Four Societe Generale bosses including chief executive Daniel Bouton, who last week received tens of thousands of stock options each, agreed Friday not to exercise them in the face of angry criticism from the French government.
Faced with continued attacks, they announced in a letter to staff at the bank, seen by AFP, they would give them up entirely.
"To cut short the controversy, we have decided to renounce these stock options and have informed the board of adminstrators," read the letter, to be mailed out on Monday.
Speaking a day after a million people took to the streets to demand a state boost to low wages, Sarkozy warned Friday it was "unacceptable" for executives of firms bailed out with state aid to receive bonuses and stock options.
The president made it clear he was referring to Societe Generale, which has received state loans worth 1.7 billion euros (2.3 billion dollars) to help it through the financial crisis.
"Obviously, some people are having trouble understanding what we are saying. Wherever there are layoffs, wherever there is state aid, bonuses and stocks options are unacceptable," Sarkozy said.

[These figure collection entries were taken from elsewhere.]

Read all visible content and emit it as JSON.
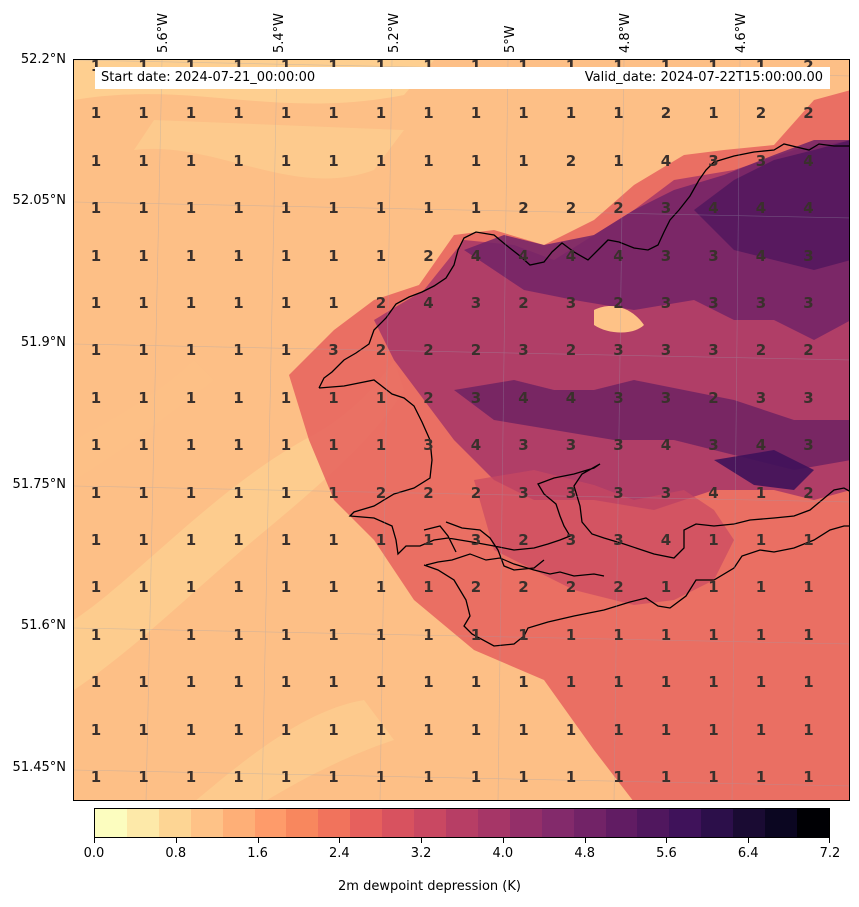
{
  "header": {
    "start_date": "Start date: 2024-07-21_00:00:00",
    "valid_date": "Valid_date: 2024-07-22T15:00:00.00"
  },
  "axes": {
    "lon_labels": [
      "5.6°W",
      "5.4°W",
      "5.2°W",
      "5°W",
      "4.8°W",
      "4.6°W"
    ],
    "lat_labels": [
      "52.2°N",
      "52.05°N",
      "51.9°N",
      "51.75°N",
      "51.6°N",
      "51.45°N"
    ]
  },
  "colorbar": {
    "label": "2m dewpoint depression (K)",
    "ticks": [
      "0.0",
      "0.8",
      "1.6",
      "2.4",
      "3.2",
      "4.0",
      "4.8",
      "5.6",
      "6.4",
      "7.2"
    ],
    "colors": [
      "#fcfdbf",
      "#fde9a9",
      "#fdd594",
      "#fec287",
      "#feaf77",
      "#fe9b6a",
      "#f8875e",
      "#f1735c",
      "#e6605d",
      "#d8525f",
      "#c94862",
      "#b73e65",
      "#a63667",
      "#942f69",
      "#832a6b",
      "#722367",
      "#611c63",
      "#50175e",
      "#3f125a",
      "#2c0f4a",
      "#1a0b33",
      "#0b0621",
      "#000004"
    ]
  },
  "chart_data": {
    "type": "heatmap",
    "title": "",
    "values_label": "2m dewpoint depression (K)",
    "range": [
      0.0,
      7.2
    ],
    "grid_values": [
      [
        1,
        1,
        1,
        1,
        1,
        1,
        1,
        1,
        1,
        1,
        1,
        1,
        1,
        1,
        1,
        2
      ],
      [
        1,
        1,
        1,
        1,
        1,
        1,
        1,
        1,
        1,
        1,
        1,
        1,
        2,
        1,
        2,
        2
      ],
      [
        1,
        1,
        1,
        1,
        1,
        1,
        1,
        1,
        1,
        1,
        2,
        1,
        4,
        3,
        3,
        4
      ],
      [
        1,
        1,
        1,
        1,
        1,
        1,
        1,
        1,
        1,
        2,
        2,
        2,
        3,
        4,
        4,
        4
      ],
      [
        1,
        1,
        1,
        1,
        1,
        1,
        1,
        2,
        4,
        4,
        4,
        4,
        3,
        3,
        4,
        3
      ],
      [
        1,
        1,
        1,
        1,
        1,
        1,
        2,
        4,
        3,
        2,
        3,
        2,
        3,
        3,
        3,
        3
      ],
      [
        1,
        1,
        1,
        1,
        1,
        3,
        2,
        2,
        2,
        3,
        2,
        3,
        3,
        3,
        2,
        2
      ],
      [
        1,
        1,
        1,
        1,
        1,
        1,
        1,
        2,
        3,
        4,
        4,
        3,
        3,
        2,
        3,
        3
      ],
      [
        1,
        1,
        1,
        1,
        1,
        1,
        1,
        3,
        4,
        3,
        3,
        3,
        4,
        3,
        4,
        3
      ],
      [
        1,
        1,
        1,
        1,
        1,
        1,
        2,
        2,
        2,
        3,
        3,
        3,
        3,
        4,
        1,
        2
      ],
      [
        1,
        1,
        1,
        1,
        1,
        1,
        1,
        1,
        3,
        2,
        3,
        3,
        4,
        1,
        1,
        1
      ],
      [
        1,
        1,
        1,
        1,
        1,
        1,
        1,
        1,
        2,
        2,
        2,
        2,
        1,
        1,
        1,
        1
      ],
      [
        1,
        1,
        1,
        1,
        1,
        1,
        1,
        1,
        1,
        1,
        1,
        1,
        1,
        1,
        1,
        1
      ],
      [
        1,
        1,
        1,
        1,
        1,
        1,
        1,
        1,
        1,
        1,
        1,
        1,
        1,
        1,
        1,
        1
      ],
      [
        1,
        1,
        1,
        1,
        1,
        1,
        1,
        1,
        1,
        1,
        1,
        1,
        1,
        1,
        1,
        1
      ],
      [
        1,
        1,
        1,
        1,
        1,
        1,
        1,
        1,
        1,
        1,
        1,
        1,
        1,
        1,
        1,
        1
      ]
    ]
  }
}
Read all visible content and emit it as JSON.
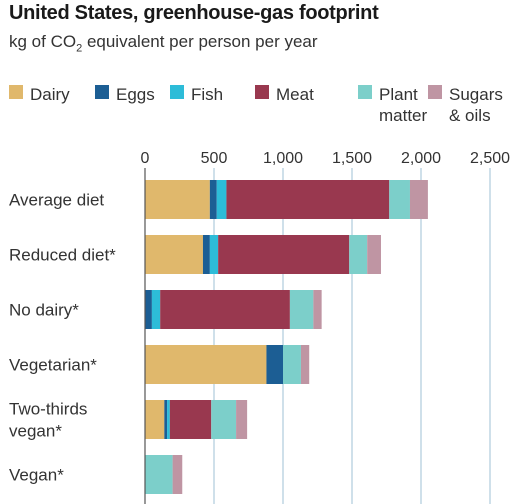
{
  "title": "United States, greenhouse-gas footprint",
  "subtitle_main": "kg of CO",
  "subtitle_sub": "2",
  "subtitle_rest": " equivalent per person per year",
  "chart_data": {
    "type": "bar",
    "orientation": "horizontal",
    "stacked": true,
    "xlim": [
      0,
      2500
    ],
    "xticks": [
      0,
      500,
      1000,
      1500,
      2000,
      2500
    ],
    "xtick_labels": [
      "0",
      "500",
      "1,000",
      "1,500",
      "2,000",
      "2,500"
    ],
    "grid": true,
    "legend_position": "top",
    "categories": [
      "Average diet",
      "Reduced diet*",
      "No dairy*",
      "Vegetarian*",
      "Two-thirds vegan*",
      "Vegan*"
    ],
    "category_lines": [
      [
        "Average diet"
      ],
      [
        "Reduced diet*"
      ],
      [
        "No dairy*"
      ],
      [
        "Vegetarian*"
      ],
      [
        "Two-thirds",
        "vegan*"
      ],
      [
        "Vegan*"
      ]
    ],
    "series": [
      {
        "name": "Dairy",
        "legend_lines": [
          "Dairy"
        ],
        "color": "#e0b86c",
        "values": [
          470,
          420,
          0,
          880,
          140,
          0
        ]
      },
      {
        "name": "Eggs",
        "legend_lines": [
          "Eggs"
        ],
        "color": "#1c5e94",
        "values": [
          50,
          50,
          50,
          120,
          20,
          0
        ]
      },
      {
        "name": "Fish",
        "legend_lines": [
          "Fish"
        ],
        "color": "#2dbcd8",
        "values": [
          70,
          60,
          60,
          0,
          20,
          0
        ]
      },
      {
        "name": "Meat",
        "legend_lines": [
          "Meat"
        ],
        "color": "#99384f",
        "values": [
          1180,
          950,
          940,
          0,
          300,
          0
        ]
      },
      {
        "name": "Plant matter",
        "legend_lines": [
          "Plant",
          "matter"
        ],
        "color": "#7ccfca",
        "values": [
          150,
          130,
          170,
          130,
          180,
          200
        ]
      },
      {
        "name": "Sugars & oils",
        "legend_lines": [
          "Sugars",
          "& oils"
        ],
        "color": "#bf95a3",
        "values": [
          130,
          100,
          60,
          60,
          80,
          70
        ]
      }
    ]
  }
}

He added: "You cannot seek state money and (at the same time) draw up a plan to give out shares and bonuses."
In Britain, the former head of beleaguered bank RBS, Fred Goodwin, is resisting government pressure to give up a monthly pension of about 700,000 pounds (745,000 euros, one million dollars) despite overseeing record losses.
Stock options enable executives to buy a specific number of shares in their company in the future and are frequently used as a form of bonus or incentive to encourage managers to boost share value.